Rafael Mariano Grossi, the IAEA director-general, warned that in three to four weeks, it would be unable to maintain a “continuity of knowledge” about Iran’s program. “This would be a fatal blow” to negotiations over Iran’s tattered nuclear deal with world powers, Grossi said.

Iran followed this up on Thursday by announcing that it has begun injecting gas into newly installed advanced uranium enrichment centrifuges.

Head of the Atomic Energy Organization of Iran Mohammad Eslami, who made the announcement during an interview with Iranian national TV, claimed the decision was in line with international regulations.

Eslami did not specify where the centrifuges in question were located. But his announcement came on the same day the UN’s nuclear watchdog reported that Tehran had informed it of its plan to install two new cascades of advanced centrifuges at the underground Natanz nuclear facility that will allow it to rapidly enrich more uranium.

The move by Iran’s atomic agency came in anticipation of ratification of the censure, drafted after the Vienna-based IAEA raised concerns about traces of enriched uranium previously found at three sites Tehran had not declared as having hosted nuclear activities.

Iran reached the deal limiting its nuclear program in return for sanctions relief — but the agreement has been on life support since then-president Donald Trump unilaterally withdrew the United States from it in 2018.

Tehran, which denies seeking to build a nuclear bomb, has backed away from some of its own commitments since 2019.

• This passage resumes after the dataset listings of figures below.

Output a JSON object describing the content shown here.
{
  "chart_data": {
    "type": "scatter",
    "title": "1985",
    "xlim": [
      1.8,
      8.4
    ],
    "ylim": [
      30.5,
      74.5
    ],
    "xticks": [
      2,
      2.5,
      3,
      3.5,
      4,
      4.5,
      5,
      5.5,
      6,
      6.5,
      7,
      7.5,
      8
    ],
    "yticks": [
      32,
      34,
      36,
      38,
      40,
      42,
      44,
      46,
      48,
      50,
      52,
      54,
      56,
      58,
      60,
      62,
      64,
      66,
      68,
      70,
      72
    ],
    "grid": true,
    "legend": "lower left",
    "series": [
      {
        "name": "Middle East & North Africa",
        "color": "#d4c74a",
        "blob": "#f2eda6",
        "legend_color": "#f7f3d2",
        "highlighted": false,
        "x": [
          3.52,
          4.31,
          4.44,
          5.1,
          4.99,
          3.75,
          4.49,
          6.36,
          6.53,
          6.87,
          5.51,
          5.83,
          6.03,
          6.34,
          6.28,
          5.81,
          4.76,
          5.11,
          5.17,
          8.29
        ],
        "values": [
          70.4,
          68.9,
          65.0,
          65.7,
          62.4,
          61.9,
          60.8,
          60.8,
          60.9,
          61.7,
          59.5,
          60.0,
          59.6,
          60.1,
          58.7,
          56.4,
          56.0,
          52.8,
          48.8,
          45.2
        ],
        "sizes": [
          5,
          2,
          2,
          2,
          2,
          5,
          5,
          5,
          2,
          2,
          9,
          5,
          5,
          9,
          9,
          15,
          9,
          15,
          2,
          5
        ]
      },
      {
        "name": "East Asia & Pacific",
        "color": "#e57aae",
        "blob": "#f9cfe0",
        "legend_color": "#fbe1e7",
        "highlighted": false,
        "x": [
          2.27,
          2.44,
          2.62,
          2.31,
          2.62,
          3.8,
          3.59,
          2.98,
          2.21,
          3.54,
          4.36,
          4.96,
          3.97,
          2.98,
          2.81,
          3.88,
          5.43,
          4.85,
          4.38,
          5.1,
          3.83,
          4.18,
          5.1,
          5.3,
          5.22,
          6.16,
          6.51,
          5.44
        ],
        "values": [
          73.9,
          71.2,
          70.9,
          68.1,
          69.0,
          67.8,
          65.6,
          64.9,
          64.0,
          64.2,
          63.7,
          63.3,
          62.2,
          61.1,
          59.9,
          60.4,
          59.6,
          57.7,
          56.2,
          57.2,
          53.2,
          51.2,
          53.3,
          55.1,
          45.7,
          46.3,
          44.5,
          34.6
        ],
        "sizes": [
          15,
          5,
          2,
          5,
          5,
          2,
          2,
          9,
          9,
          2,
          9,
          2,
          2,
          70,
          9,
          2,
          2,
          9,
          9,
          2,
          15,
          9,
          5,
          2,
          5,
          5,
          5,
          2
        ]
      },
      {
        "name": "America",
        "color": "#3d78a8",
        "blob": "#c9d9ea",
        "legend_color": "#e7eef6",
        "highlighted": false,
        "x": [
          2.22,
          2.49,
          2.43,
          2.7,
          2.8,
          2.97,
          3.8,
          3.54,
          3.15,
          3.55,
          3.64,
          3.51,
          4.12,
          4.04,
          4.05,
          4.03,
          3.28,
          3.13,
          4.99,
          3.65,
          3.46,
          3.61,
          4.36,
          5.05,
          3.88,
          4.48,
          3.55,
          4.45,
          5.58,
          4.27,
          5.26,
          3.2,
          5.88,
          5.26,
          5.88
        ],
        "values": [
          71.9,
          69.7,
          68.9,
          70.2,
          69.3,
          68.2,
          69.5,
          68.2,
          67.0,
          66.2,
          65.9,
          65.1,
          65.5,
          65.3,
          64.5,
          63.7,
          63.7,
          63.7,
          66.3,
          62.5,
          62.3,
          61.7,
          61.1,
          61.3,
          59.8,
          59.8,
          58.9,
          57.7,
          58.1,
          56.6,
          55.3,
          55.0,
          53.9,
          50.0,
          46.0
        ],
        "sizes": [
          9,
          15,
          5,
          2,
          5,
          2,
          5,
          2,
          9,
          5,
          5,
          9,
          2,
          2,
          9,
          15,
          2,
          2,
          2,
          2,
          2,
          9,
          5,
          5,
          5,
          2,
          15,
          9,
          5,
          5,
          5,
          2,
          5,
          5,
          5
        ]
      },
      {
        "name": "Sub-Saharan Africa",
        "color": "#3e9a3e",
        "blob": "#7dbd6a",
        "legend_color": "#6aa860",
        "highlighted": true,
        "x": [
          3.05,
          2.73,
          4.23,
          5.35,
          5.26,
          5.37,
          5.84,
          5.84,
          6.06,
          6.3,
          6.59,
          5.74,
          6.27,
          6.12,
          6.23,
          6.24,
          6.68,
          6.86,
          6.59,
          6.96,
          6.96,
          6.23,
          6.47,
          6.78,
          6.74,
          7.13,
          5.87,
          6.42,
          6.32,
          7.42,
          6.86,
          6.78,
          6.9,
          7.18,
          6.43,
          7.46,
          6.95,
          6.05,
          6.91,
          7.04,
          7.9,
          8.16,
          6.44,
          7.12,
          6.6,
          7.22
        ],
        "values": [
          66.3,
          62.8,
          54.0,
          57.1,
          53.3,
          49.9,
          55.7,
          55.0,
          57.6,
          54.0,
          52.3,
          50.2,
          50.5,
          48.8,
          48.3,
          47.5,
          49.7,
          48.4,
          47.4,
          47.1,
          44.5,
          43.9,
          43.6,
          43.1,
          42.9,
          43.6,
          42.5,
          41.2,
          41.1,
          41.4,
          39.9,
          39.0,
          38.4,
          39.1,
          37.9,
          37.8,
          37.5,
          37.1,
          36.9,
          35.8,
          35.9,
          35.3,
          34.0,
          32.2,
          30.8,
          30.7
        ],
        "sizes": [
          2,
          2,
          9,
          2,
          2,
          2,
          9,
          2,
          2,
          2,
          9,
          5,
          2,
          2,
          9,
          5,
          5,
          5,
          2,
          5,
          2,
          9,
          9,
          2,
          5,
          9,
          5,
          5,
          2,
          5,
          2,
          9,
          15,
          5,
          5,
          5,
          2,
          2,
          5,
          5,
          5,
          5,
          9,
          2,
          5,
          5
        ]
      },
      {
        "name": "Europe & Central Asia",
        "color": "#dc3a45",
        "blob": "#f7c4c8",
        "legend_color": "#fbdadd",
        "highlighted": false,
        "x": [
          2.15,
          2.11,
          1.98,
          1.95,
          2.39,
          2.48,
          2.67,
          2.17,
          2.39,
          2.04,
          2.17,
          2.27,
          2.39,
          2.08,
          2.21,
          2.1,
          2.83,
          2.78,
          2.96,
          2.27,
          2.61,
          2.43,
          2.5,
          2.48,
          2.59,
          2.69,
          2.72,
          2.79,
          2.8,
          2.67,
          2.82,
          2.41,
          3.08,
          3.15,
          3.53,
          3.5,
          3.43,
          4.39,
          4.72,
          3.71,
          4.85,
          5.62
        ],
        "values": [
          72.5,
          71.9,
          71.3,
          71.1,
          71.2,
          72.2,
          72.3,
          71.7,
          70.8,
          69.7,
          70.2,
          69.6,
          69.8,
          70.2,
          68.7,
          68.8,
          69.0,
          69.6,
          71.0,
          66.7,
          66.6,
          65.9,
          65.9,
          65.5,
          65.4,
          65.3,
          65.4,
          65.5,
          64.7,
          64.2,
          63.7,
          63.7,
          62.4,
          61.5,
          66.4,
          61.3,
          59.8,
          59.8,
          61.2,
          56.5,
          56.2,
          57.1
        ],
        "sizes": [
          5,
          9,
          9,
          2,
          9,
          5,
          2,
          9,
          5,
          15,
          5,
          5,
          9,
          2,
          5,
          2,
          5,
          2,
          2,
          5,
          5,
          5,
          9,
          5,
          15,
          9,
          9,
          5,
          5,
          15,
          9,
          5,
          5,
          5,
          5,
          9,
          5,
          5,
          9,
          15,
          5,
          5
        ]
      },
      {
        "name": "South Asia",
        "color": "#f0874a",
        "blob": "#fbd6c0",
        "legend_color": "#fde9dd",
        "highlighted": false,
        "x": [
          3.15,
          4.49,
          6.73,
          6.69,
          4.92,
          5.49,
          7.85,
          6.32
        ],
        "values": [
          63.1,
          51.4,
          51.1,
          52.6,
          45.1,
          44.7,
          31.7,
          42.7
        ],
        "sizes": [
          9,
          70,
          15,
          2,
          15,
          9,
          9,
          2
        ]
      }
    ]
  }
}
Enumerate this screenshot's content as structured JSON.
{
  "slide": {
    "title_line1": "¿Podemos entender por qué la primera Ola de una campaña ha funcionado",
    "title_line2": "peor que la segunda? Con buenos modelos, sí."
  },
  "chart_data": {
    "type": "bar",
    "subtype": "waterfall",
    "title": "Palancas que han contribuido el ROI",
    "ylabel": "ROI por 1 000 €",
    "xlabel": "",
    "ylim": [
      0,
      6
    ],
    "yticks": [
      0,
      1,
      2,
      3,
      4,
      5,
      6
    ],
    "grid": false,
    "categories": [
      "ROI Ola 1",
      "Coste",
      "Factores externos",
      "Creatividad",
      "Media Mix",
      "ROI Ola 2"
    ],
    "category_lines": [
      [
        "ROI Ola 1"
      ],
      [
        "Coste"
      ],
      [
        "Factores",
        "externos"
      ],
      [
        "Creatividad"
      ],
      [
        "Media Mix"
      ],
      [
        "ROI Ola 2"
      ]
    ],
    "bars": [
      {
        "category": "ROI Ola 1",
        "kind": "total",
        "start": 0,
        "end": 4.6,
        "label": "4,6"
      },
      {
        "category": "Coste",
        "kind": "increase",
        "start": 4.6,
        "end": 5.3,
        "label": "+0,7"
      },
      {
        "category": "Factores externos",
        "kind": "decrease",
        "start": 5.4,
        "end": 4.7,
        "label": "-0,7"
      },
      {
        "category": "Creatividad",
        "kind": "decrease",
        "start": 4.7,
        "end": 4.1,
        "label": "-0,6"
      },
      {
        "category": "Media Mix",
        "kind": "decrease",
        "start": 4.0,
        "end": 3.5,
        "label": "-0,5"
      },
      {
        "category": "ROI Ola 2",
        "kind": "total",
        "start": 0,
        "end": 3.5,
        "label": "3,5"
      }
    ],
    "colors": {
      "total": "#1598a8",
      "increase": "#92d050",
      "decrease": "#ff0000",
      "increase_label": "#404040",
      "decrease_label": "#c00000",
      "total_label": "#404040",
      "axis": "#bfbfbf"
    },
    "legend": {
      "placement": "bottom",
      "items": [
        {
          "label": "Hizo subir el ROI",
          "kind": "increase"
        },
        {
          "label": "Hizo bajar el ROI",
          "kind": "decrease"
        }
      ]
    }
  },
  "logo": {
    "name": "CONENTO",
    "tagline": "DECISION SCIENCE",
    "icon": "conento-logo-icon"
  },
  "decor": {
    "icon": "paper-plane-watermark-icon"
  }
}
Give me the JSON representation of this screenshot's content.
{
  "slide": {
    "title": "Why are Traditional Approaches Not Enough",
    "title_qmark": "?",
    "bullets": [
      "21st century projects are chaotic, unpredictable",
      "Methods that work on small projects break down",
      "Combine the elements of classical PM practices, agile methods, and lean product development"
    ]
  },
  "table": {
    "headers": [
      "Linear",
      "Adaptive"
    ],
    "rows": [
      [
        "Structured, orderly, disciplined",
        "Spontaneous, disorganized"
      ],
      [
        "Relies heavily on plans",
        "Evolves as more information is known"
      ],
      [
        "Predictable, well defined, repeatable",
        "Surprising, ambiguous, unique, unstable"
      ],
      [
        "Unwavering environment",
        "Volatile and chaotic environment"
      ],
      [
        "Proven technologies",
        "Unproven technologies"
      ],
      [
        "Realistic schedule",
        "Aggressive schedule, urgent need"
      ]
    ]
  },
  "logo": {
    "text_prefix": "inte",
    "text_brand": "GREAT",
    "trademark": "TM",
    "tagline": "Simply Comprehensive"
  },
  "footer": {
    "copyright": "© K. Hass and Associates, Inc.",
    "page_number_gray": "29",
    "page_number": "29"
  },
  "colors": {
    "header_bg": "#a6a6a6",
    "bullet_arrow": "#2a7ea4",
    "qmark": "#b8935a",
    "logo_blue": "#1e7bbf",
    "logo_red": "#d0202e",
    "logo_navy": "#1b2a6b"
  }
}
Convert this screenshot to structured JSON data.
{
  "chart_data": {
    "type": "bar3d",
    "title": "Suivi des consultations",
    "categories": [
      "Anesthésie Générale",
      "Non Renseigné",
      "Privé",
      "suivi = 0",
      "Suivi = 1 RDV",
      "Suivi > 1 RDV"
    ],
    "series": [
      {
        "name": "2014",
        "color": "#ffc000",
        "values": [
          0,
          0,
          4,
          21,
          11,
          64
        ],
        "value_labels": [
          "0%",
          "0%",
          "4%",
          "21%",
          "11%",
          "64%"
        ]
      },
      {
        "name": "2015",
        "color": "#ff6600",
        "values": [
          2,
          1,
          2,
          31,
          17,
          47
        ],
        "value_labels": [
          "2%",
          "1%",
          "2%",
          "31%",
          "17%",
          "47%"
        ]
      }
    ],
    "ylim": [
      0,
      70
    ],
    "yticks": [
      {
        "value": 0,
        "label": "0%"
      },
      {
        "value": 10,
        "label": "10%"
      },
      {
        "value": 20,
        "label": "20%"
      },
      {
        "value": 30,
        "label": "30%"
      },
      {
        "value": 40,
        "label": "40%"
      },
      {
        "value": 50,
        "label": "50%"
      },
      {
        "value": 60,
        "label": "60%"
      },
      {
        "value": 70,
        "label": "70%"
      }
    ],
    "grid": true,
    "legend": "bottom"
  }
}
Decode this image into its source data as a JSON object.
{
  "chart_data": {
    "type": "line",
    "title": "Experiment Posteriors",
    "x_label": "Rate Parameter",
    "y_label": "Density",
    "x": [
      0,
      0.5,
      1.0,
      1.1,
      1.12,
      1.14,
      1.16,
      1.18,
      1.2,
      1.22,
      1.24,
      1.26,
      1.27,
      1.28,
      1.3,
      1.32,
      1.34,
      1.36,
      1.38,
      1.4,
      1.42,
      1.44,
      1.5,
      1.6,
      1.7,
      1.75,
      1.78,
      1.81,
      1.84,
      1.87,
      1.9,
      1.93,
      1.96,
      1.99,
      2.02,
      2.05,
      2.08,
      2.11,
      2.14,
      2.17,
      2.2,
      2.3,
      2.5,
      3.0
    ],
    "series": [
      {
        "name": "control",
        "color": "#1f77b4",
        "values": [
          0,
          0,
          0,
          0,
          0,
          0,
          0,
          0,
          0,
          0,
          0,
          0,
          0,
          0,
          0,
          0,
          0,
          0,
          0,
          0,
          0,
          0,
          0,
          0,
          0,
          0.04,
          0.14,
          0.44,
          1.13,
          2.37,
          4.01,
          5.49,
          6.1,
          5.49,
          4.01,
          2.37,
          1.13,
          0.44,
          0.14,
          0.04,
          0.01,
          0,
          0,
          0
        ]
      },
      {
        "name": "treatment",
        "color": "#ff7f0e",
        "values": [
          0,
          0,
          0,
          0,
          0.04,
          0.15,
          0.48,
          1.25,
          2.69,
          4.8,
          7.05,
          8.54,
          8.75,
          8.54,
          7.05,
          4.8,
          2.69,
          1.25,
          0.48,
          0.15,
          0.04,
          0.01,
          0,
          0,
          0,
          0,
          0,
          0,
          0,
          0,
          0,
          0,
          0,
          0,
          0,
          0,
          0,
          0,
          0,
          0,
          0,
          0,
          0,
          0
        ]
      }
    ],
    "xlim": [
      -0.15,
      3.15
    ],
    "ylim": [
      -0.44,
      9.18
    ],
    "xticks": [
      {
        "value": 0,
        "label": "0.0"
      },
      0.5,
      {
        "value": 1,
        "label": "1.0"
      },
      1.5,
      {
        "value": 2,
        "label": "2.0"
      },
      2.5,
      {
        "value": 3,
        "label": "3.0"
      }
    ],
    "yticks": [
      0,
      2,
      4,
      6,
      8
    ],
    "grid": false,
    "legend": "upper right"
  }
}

European capitals have expressed mounting concern over how far Iran has gone in resuming nuclear activities since the US began reimposing sanctions in 2018.

A person involved with security at the Uranium Conversion Facility just outside the city of Isfahan, Iran, on March 30, 2005. (AP Photo/Vahid Salemi, File)

Iran has built up large stockpiles of enriched uranium, some of it enriched to levels far higher than those needed for nuclear power generation.

The talks to revive the 2015 nuclear accord started in April 2021 with the aim of bringing the United States back in, lifting sanctions and getting Iran to return to the limits it agreed to on its nuclear activities.

But negotiations have stalled in recent months and the European Union’s top diplomat Josep Borrell warned last weekend that the possibility of returning to the accord was “shrinking.”